Rio - Aos 66 anos, Antonio Francisco da Silva sabe cozinhar pouca coisa além de macarrão e arroz. Tudo por causa da criação que recebeu da família paraibana, em que a figura masculina era sempre privilegiada: "Eu chegava na cozinha e minha mãe me mandava sair, dizia que ali não era lugar pra homem. As irmãs faziam tudo". Décadas se passaram e hoje Antonio defende com fervor a igualdade. "Absurdo mulher ganhar menos que homem, trabalhando na mesma função", critica.

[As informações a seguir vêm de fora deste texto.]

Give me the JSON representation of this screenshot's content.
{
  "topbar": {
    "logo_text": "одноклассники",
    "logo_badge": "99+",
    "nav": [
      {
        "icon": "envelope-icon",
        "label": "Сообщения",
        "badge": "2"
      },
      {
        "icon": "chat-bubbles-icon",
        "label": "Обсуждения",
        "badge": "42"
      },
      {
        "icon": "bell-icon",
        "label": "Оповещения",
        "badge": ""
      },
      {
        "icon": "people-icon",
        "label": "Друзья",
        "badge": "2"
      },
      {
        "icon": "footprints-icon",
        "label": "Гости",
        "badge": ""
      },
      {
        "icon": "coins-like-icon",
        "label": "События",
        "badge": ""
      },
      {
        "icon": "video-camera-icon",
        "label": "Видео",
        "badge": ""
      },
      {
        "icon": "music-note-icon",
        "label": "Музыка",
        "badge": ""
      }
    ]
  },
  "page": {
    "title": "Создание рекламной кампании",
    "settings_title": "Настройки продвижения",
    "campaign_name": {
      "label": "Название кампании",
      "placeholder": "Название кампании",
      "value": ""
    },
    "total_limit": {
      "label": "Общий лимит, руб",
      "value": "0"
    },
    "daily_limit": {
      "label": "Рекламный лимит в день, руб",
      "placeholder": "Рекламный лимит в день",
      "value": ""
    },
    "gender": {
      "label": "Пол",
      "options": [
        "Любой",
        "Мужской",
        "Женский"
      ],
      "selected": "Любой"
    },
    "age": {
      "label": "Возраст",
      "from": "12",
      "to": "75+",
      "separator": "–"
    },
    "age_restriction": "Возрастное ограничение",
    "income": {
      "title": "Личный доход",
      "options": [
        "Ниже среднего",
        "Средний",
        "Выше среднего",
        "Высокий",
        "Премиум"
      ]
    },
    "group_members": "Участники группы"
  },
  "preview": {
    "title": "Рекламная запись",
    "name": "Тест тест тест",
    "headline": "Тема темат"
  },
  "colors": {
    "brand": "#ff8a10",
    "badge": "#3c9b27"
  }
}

As lições machistas que recebeu da mãe, algo comum para a época, foram superadas por vários fatores, e um dos mais importantes foi a luta da própria filha, Marielle Franco, a vereadora executada no Estácio, no dia 14 de março. "A atuação dela mudou muito a minha visão", admite. "Marielle fez de mim um feminista".
Dos muitos que ouviram as pregações da vereadora do Psol contra o machismo, a homofobia, o racismo e pelos direitos dos moradores das favelas, Antonio foi um dos primeiros a ser afetados. "Por pertencer a uma geração diferente, ele algumas vezes falava coisas machistas que faziam Marielle retrucar; 'pai, não é mais assim, não pode ser assim'",conta Anielle, 33 anos, a outra filha de Antonio. Ele viu dentro de casa, ao lado da mulher, Marinete, a menina que participava de grupos jovens na igreja católica se transformar na mulher combativa e ativista social. "A família abraçou as causas dela", diz Antonio.
Além de pai, tornou-se também um admirador. "Foi assassinada covardemente. Devem ter pensado: vamos acabar com ela, enquanto nós temos chance. Do jeito que estava indo, iria muito longe". Quando Marielle mergulhou no trabalho pelos direitos humanos, depois que uma de suas alunas foi morta por bala perdida no Complexo da Maré, ele perguntou se achava realmente que alguém iria ouvi-la. "Alguém tem que ouvir, pai", respondeu Marielle. Antonio resolveu, então, apoiá-la. Mas reconhece que não esperava que o trabalho da filha chegasse a ter abrangência tão grande. "Ela criou asas e voou".
Filho de casal oriundo da cidade de Lagoa Grande, na Paraíba, e criado na primeira casa de alvenaria da Baixa do Sapateiro, no Complexo da Maré, Antonio trabalhou no comércio, na construção civil e fazendo frete em uma Kombi. Hoje está aposentado. Mesmo vindo de uma geração que costuma condenar os relacionamentos homossexuais, diz que não estranhou quando, há cerca de dois anos, Marielle contou a ele sobre o namoro com Mônica, a viúva da vereadora. "Fiz como das outras vezes, perguntei se era isso que ela queria. Ela respondeu que sim e eu falei: 'tô contigo'".
Antonio diz que frequentava a residência do casal, participava de almoços com as duas em que o prato preferido era costela, especialidade de Mônica. "Não tenho como discriminar o que é feito por amor", diz. Ele acredita que as pessoas podem até discordar, mas não têm o direito de discriminar. Existem alguns obstáculos para chegar a essa aceitação, reconhece, mas acha que a sociedade melhorou bastante. Sonha com o dia em que não exista mais qualquer tipo de preconceito. "A voz de minha filha terá contribuído para isso".
Durante a conversa com a reportagem do DIA, Antonio não deixou transparecer a enorme tristeza que sente pela execução de Marielle. No lugar do lamento, prefere exaltar a luta da filha, as causas que defendia, a forma honesta como fazia política. "Ela foi assassinada covardemente, sem direito a diálogo. O que ela mais praticava na vida era diálogo", destaca. Busca forças para não deixar que o luto paralise a família. Contou que dias atrás falou com Mônica para marcarem um almoço. "Quando é que vamos comer aquela costela de novo? Vai faltar alguém...mas tem que fazer", disse ele à viúva de Marielle.
Além da luta para que a polícia identifique os autores da execução, ele quer que as causas pelas quais Marielle lutava continuem sendo lembradas. No grupo dos que levantam a voz por essas bandeiras, Antonio é mais um, graças às lições que aprendeu com a filha. Alguém tem que ouvir.